Feldmann trifft Beckett
Im Berliner Schillertheater inszenierte Samuel Beckett 1976 die Erstaufführung seines Dramas Footfalls. Während einer Probenpause kam ein Mann auf die Bühne, um den Dramatiker kurz zu sprechen. Beim Versuch Beckett die Hand zu schütteln erwischte der kurzsichtige Mann nur dessen Daumen, die Hand rutschte ab, er stolperte über einen Vorhang und fiel hin. So begegneten sich Samuel Beckett und der Komponist Morton Feldmann. Später beim Mittagessen in einem Restaurant in der Nähe des Theaters erläuterte Feldmann seinen Plan eines Opernprojektes auf Grundlage eines Textes von Beckett. Doch alles, was er mit den bereits veröffentlichten Stücken ausprobiert habe, so erläuterte Feldmann, funktioniere einfach nicht, weil die dichte, perfekte Sprache Becketts der Musik keinen ausreichenden Raum mehr ließe. Deshalb sei er gekommen, um sich einen neuen Text zu wünschen. »Mr. Feldmann, ich mag keine Opern.« Sagte Beckett und Feldmann erwiderte: »Ich kann’s Ihnen nicht verdenken.« Dann kritzelte Beckett einen Satz auf ein Notenblatt, das Feldmann ihm zuvor gezeigt hatte.

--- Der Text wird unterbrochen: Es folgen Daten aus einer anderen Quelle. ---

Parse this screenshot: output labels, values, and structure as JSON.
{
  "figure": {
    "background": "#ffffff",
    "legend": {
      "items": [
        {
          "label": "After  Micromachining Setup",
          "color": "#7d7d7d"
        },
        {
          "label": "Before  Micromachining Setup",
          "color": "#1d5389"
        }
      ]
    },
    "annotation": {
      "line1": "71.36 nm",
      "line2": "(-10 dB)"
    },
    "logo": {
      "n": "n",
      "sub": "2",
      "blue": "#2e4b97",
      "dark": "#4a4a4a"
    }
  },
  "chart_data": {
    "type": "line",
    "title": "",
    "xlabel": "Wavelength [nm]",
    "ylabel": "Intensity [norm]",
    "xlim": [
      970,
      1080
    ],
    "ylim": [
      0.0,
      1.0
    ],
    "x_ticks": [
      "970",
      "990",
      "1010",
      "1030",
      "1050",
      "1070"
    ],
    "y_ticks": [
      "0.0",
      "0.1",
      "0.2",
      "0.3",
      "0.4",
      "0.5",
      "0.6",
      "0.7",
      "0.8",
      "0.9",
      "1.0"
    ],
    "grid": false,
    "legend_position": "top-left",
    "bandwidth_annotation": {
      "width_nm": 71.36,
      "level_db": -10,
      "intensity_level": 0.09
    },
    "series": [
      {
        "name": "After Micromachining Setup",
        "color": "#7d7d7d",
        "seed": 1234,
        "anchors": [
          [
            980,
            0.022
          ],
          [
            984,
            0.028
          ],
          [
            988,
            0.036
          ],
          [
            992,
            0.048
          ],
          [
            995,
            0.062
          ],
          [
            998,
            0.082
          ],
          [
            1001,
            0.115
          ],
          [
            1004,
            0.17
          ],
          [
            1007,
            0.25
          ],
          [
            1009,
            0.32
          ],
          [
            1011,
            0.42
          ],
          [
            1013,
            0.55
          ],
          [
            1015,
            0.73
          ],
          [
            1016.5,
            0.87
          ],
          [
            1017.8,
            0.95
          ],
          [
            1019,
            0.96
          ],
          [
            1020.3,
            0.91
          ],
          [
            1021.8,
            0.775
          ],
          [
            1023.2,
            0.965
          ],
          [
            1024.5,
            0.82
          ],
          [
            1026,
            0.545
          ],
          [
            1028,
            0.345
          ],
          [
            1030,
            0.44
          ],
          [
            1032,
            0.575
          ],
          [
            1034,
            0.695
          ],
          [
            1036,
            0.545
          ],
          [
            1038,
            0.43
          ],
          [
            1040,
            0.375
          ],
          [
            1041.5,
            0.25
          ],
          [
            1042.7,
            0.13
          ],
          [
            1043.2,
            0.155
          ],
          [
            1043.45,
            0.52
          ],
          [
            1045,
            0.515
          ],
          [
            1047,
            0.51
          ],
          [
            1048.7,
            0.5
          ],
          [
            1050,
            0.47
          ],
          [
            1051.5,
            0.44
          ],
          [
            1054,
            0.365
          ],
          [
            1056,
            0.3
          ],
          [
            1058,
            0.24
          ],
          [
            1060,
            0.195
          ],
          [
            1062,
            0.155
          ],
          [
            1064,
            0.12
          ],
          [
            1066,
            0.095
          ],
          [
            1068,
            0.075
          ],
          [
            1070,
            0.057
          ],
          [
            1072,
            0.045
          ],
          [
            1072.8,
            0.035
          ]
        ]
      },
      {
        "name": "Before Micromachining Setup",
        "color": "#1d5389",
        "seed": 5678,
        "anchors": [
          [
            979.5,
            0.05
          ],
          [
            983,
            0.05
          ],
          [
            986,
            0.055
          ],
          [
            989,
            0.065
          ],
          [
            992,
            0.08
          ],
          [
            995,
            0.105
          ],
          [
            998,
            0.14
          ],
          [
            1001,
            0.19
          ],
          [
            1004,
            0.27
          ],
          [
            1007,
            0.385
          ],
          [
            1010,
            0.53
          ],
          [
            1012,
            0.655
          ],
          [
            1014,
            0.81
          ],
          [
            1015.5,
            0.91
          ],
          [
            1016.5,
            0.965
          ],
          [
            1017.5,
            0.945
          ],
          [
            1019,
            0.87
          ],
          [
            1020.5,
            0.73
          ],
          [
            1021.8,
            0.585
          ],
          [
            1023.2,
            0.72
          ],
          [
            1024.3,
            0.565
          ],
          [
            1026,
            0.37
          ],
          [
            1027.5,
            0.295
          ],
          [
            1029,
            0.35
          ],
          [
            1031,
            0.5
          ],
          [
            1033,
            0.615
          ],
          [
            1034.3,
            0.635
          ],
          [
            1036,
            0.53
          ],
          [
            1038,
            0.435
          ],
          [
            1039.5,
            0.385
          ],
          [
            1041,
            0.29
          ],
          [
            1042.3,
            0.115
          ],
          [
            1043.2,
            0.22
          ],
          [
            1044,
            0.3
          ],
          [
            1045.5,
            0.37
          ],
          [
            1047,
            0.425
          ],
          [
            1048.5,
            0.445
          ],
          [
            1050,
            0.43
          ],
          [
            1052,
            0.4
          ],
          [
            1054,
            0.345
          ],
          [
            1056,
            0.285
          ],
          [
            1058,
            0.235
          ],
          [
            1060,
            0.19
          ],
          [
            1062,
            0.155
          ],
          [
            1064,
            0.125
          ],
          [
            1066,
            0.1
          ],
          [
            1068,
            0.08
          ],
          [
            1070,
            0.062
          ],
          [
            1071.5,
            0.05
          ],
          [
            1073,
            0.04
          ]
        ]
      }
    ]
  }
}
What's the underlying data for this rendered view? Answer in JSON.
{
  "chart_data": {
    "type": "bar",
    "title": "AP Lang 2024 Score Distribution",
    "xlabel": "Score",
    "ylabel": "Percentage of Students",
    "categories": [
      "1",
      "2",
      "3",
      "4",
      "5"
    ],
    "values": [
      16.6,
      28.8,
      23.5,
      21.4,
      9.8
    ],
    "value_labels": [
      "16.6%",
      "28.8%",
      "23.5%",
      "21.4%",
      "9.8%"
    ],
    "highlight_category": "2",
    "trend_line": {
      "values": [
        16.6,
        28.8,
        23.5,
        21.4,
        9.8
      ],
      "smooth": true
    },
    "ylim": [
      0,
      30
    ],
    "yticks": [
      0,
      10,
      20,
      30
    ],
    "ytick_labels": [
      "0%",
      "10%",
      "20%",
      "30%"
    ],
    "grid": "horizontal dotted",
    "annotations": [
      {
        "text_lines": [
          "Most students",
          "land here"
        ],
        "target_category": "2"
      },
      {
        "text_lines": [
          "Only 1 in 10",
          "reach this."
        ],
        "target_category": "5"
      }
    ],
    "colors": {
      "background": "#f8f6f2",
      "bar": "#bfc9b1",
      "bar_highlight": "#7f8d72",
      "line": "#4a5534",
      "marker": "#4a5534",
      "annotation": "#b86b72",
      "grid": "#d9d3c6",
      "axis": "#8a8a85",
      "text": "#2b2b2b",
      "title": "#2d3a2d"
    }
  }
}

»Hin und her, im Schatten, vom äußeren Schatten in den inneren Schatten. Hin und her, zwischen unerreichbarem Ich und unerreichbarem Nichtich.« Das sei ein mögliches Thema, fügte Beckett hinzu, vielleicht denke er weiter darüber nach, er ließe dann von sich hören. Wenige Wochen später erreichte Feldmann eine Postkarte. »Hier ist Ihr Opernlibretto. Gut war’s, Sie kennenzulernen.« Auf der Rückseite der handschriftliche Text zu Neither, von Beckett nie als Gedicht bezeichnet.
Neither
to and from in shadow from inner to outer shadow
from impenetrable self to impenetrable unself
by way of neither
as between two lit refuges whose doors once
neared gently close, once away turned from
gently part again
beckoned back and forth and turned away
heedless of the way, intent on the one gleam
or the other
unheard footfalls only sound
till at last halt for good, absent for good
from self and other
then no sound
then gently light unfading on that unheeded
neither
unspeakable home
Weder
hin und her in Schatten von innerem und äußerem Schatten
von undurchdringbarem Selbst zu undurchdringlichem Unselbst
durch Weder
wie zwischen zwei lichten Zufluchten, deren Türen sobald
nähergekommen sacht schließen, sobald abgewendet
sacht wieder öffnen
von und zurück gelockt und abgewiesen
achtlos des Wegs, gerichtet auf einen Schimmer
oder den anderen
ungehörter Tritte einziger Laut
bis endlich still für immer, fern für immer
vom Selbst und zum Anderen
dann kein Laut
dann schwaches Licht unnachgiebig auf jenem unbeobachteten
Weder
unaussprechliches Heim
Neither und Footfalls in der Berliner Staatsoper
Feldmann Musik zu Neither besteht aus fahlen, meditativen Versatzstücken. Mitunter schwingen sich in dem krächszenden und kratzenden Grundton kurze Melodiebögen auf, um gleich wieder zu verschwinden. Der große Musikapparat im Orchestergraben produziert Klänge, die auf ein Minimum reduziert sind, oft geisterhaft wie aus dem Halbschatten herüberwehend. Den Text singt eine Sopranstimme. Vokale, einzelne Worte werden endlos gedehnt und wiederholt, nur hin und wieder sind Sätze oder Satzteile zu verstehen.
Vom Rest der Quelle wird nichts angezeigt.